One Thousand and One Nights by Tracy Fuad
Poetry
One Thousand and One Nights
by Tracy Fuad

“When did I begin to have preferences // And when did what I tended to draw nearer to begin to blur”
One Thousand and One Nights
by Tracy Fuad
I dreamt of this, yes, of a city in weather
Another place where I am indecipherable
A pen with loose ink in my hand
When did I begin to have preferences
And when did what I tended to draw nearer to begin to blur
In the time since the internet was released for use beyond the US military
A crystallizing sense of self
Even as a new ease pervades the city, the horror of the painted vine atop the medical complex
Tho the muted one
And from a balcony, a baby
And the small sound a person’s body makes in the moment just before they speak
The sea, consisting of meter
Tho my inability, when asked to explain what I mean by tone
As many nights as I have opened, I have closed
Sometimes the premise really is too much to bear
I’ve come to think that I prefer my hair unbrushed
Tho I bought one at the market after learning more of others’ habits
Here, a man opens a beer with a beer while holding his phone to his ear with his shoulder while walking, every object and body in use
Already, spent leaves drift on the poured cement sidewalk, fungally spotted
This unuprootable habit of ending with or, a softening at the end of every sentence
Or every sentence made exchangeable
Once, I had a lover who described the careful early touches as belonging to epistemology
A flat palm and investigative mode, which both excited and repulsed me
Here, infants in tights and fitted bonnets wander the streets like serfs gone small with age
At this fungible café
I feel myself a reptile
My little face reflected in between the endless stream of images which aim to hook me
How few words I manage to extrude.
~
Now the cherry blossoms wilt.
Now the chestnut blooms are wilting.
Now the azaleas are wilting.
Is that corn, Ali asks of grass which grows long on the street between us, and I break into cartoonish imitation of my native language.
~
Tho my mother’s mother’s remains remain at the morgue
Tho her death was in the summer, and again it’s summer
Once, I was moved to great emotion by the last hours of a market on the last day of the year
Then everything else happened
Today I wear a dress and trot alone at home, unsure of whether to go out
Tho everyone is out
The trees, I see, are thirsty, and I’d water them, but tonight there will be rain
I pant in hot excitement
I always say that I will stop this but I do not, leading me to ask who it is commanding me
Or, how many of me are there?
The smoke that I inhale clogs me, I can feel the clogging in the place from which speech starts
I take a lemon half to cure me
I fear I
Tho I’ve finally taken up art
I produce faint paintings and hang them before my tolerant partner, the jade
Furious rain in the wings
Against the hacking of the weed whacker, the neighbor over me sings classically
Sometimes I emit an aria unconsciously and sometimes, from above, she echoes me
Though I’ve never met her
Though the other neighbor, housebound, rings us daily, and I go to pick up dark bread for her
Again and again, I become hole
How many words can you spell with seven letters?
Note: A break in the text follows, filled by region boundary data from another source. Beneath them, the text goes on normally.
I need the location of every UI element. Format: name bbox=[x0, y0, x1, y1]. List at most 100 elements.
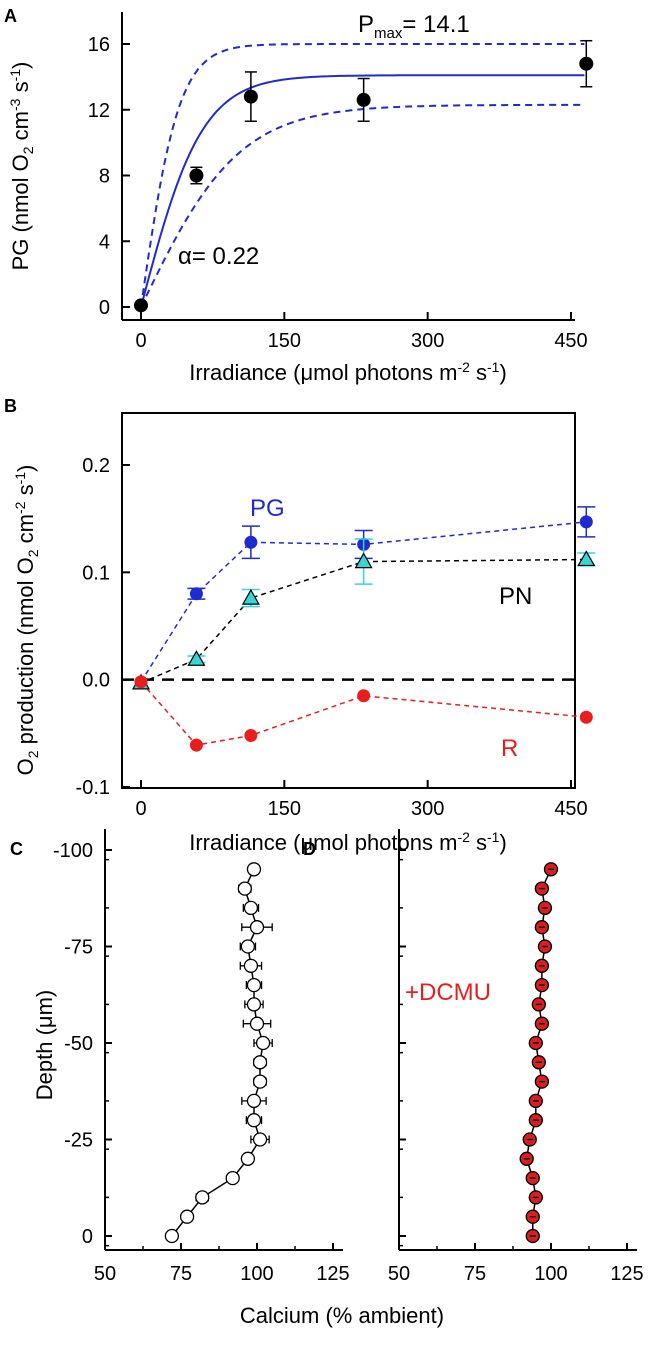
axis-title-part: 2 bbox=[25, 549, 41, 557]
panel-c-data-point bbox=[249, 920, 265, 935]
pmax-subscript: max bbox=[374, 25, 403, 42]
panel-a-x-axis-title: Irradiance (μmol photons m-2 s-1) bbox=[189, 359, 507, 385]
panel-a-x-tick-label: 450 bbox=[554, 330, 587, 352]
panel-a-y-tick-label: 12 bbox=[88, 100, 110, 122]
panel-d-x-tick-label: 75 bbox=[464, 1263, 486, 1285]
panel-letter-c: C bbox=[10, 839, 23, 859]
panel-b-data-point-pg bbox=[189, 587, 203, 601]
panel-a-y-tick-label: 16 bbox=[88, 34, 110, 56]
panel-a-fit-curve bbox=[140, 74, 585, 308]
panel-a-lower-confidence-curve bbox=[140, 103, 585, 308]
panel-b-x-axis-title: Irradiance (μmol photons m-2 s-1) bbox=[189, 829, 507, 855]
panel-b-data-point-pn bbox=[241, 588, 260, 605]
panel-c-data-point bbox=[252, 1074, 268, 1089]
panel-d-x-tick-label: 50 bbox=[388, 1263, 410, 1285]
panel-b-y-tick-label: -0.1 bbox=[76, 777, 110, 799]
panel-c-x-tick-label: 125 bbox=[316, 1263, 349, 1285]
panel-a-x-tick-label: 0 bbox=[135, 330, 146, 352]
panel-c-y-tick-label: -25 bbox=[64, 1130, 93, 1152]
panel-a-pmax-annotation: Pmax= 14.1 bbox=[358, 11, 470, 42]
panel-c-data-point bbox=[243, 958, 259, 973]
panel-c-data-point bbox=[179, 1209, 195, 1224]
panel-c-data-point bbox=[246, 997, 262, 1012]
panel-b-y-axis-title: O2 production (nmol O2 cm-2 s-1) bbox=[12, 465, 41, 776]
panel-b-data-point-r bbox=[357, 689, 371, 703]
panel-letter-b: B bbox=[4, 396, 17, 416]
panel-a-alpha-annotation: α= 0.22 bbox=[178, 243, 259, 270]
panel-b-x-tick-label: 0 bbox=[135, 798, 146, 820]
panel-a-y-tick-label: 4 bbox=[99, 231, 110, 253]
axis-title-part: ) bbox=[499, 360, 506, 385]
axis-title-part: 2 bbox=[25, 750, 41, 758]
panel-a-data-point bbox=[243, 89, 258, 104]
panel-b-data-point-pg bbox=[244, 535, 258, 549]
panel-c-y-axis-title: Depth (μm) bbox=[32, 990, 57, 1100]
panel-b-y-tick-label: 0.0 bbox=[82, 670, 110, 692]
panel-c-x-axis-title: Calcium (% ambient) bbox=[240, 1303, 444, 1328]
panel-c-data-point bbox=[246, 977, 262, 993]
axis-title-part: ) bbox=[8, 62, 33, 69]
panel-b-label-pn: PN bbox=[499, 583, 532, 610]
panel-c-x-tick-label: 75 bbox=[170, 1263, 192, 1285]
panel-b-data-point-r bbox=[134, 675, 148, 689]
panel-c-data-point bbox=[255, 1035, 271, 1051]
panel-b-data-point-pn bbox=[354, 552, 373, 569]
panel-b-x-tick-label: 150 bbox=[268, 798, 301, 820]
panel-c-data-point bbox=[246, 1113, 262, 1128]
panel-c-y-tick-label: 0 bbox=[82, 1226, 93, 1248]
panel-b-data-point-r bbox=[244, 728, 258, 742]
panel-b-data-point-pn bbox=[577, 550, 596, 567]
panel-d-dcmu-label: +DCMU bbox=[405, 979, 491, 1006]
axis-title-part: s bbox=[470, 360, 487, 385]
axis-title-part: -1 bbox=[12, 472, 28, 485]
panel-a-x-tick-label: 300 bbox=[411, 330, 444, 352]
panel-b-x-tick-label: 450 bbox=[554, 798, 587, 820]
panel-c-data-point bbox=[225, 1170, 240, 1186]
axis-title-part: -2 bbox=[457, 829, 470, 845]
panel-c-data-point bbox=[252, 1055, 268, 1070]
axis-title-part: PG (nmol O bbox=[8, 154, 33, 270]
axis-title-part: 2 bbox=[20, 146, 36, 154]
axis-title-part: ) bbox=[13, 465, 38, 472]
panel-b-series-line-pn bbox=[140, 558, 587, 684]
panel-c-data-point bbox=[240, 1151, 256, 1166]
panel-c-y-tick-label: -50 bbox=[64, 1033, 93, 1055]
pmax-base: P bbox=[358, 11, 374, 38]
panel-c-data-point bbox=[243, 900, 259, 916]
axis-title-part: production (nmol O bbox=[13, 557, 38, 750]
axis-title-part: -3 bbox=[7, 98, 23, 111]
axis-title-part: cm bbox=[13, 514, 38, 549]
panel-c-data-point bbox=[195, 1190, 210, 1205]
axis-title-part: -2 bbox=[12, 501, 28, 514]
panel-a-data-point bbox=[356, 92, 371, 107]
panel-c-data-point bbox=[249, 1016, 265, 1031]
panel-b-label-r: R bbox=[501, 735, 518, 762]
panel-d-x-tick-label: 100 bbox=[534, 1263, 567, 1285]
panel-c-data-point bbox=[164, 1228, 180, 1244]
panel-b-data-point-pg bbox=[579, 515, 593, 529]
axis-title-part: Irradiance (μmol photons m bbox=[189, 360, 457, 385]
panel-letter-a: A bbox=[4, 6, 17, 26]
panel-b-data-point-r bbox=[579, 710, 593, 724]
panel-b-y-tick-label: 0.1 bbox=[82, 562, 110, 584]
panel-c-data-point bbox=[246, 1093, 262, 1109]
axis-title-part: -2 bbox=[457, 359, 470, 375]
axis-title-part: Irradiance (μmol photons m bbox=[189, 830, 457, 855]
panel-a-y-axis-title: PG (nmol O2 cm-3 s-1) bbox=[7, 62, 36, 271]
panel-c-data-point bbox=[240, 939, 256, 954]
axis-title-part: ) bbox=[499, 830, 506, 855]
panel-a-y-tick-label: 0 bbox=[99, 297, 110, 319]
axis-title-part: -1 bbox=[487, 829, 500, 845]
panel-c-data-point bbox=[237, 881, 252, 896]
panel-b-frame bbox=[121, 412, 576, 789]
panel-c-y-tick-label: -100 bbox=[53, 840, 93, 862]
panel-c-data-point bbox=[246, 862, 262, 877]
panel-b-data-point-pn bbox=[187, 650, 206, 666]
panel-c-x-tick-label: 50 bbox=[94, 1263, 116, 1285]
panel-c-data-point bbox=[252, 1132, 268, 1147]
axis-title-part: s bbox=[470, 830, 487, 855]
panel-a-upper-confidence-curve bbox=[140, 43, 585, 308]
panel-letter-d: D bbox=[303, 839, 316, 859]
panel-a-data-point bbox=[579, 56, 594, 71]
I cradle my handy, on average, 95 times in a day, press my special whorl to it to open
Sesame
Open, Sesame
That old phrase a French Antoine inserted into tales he pulled from Arabic and sold
A node of traveling stories on which, as it crossed the continents, new layers accrued
Sesame, meaning fatty seed, from Akkadian šamaššamu
A crop grown at the margins where the other crops refused to grow
A seed that traveled fast as language
A seed that rang exotically to European ears
When I search the sesame seed I receive a local Keto store
Sesame, open yourself
Thou buff, tan or purple
Thou tubular flower, your four-lobed mouth
Wanton pod that bursts when ripe, resisting harvest, no wonder
I love you
The pod of me releasing my timed seeds in my very middle, familial gold around my neck
Sesame, open
Sesame, Sesame, close
ABOUT THE AUTHOR

about:blank, Tracy Fuad’s first book of poetry, won the Donald Hall Prize and was published in October by University of Pittsburgh Press. She is also the author of two chapbooks: PITH (Newfound, 2020) and DAD DAD DAD DAD DAD DAD DAD (TxtBooks, 2019). A graduate of the Rutgers-Newark MFA program, she is a 2021-22 Writing Fellow at the Provincetown Fine Arts Work Center, and lives in Berlin, where she teaches at the Berlin Writers’ Workshop.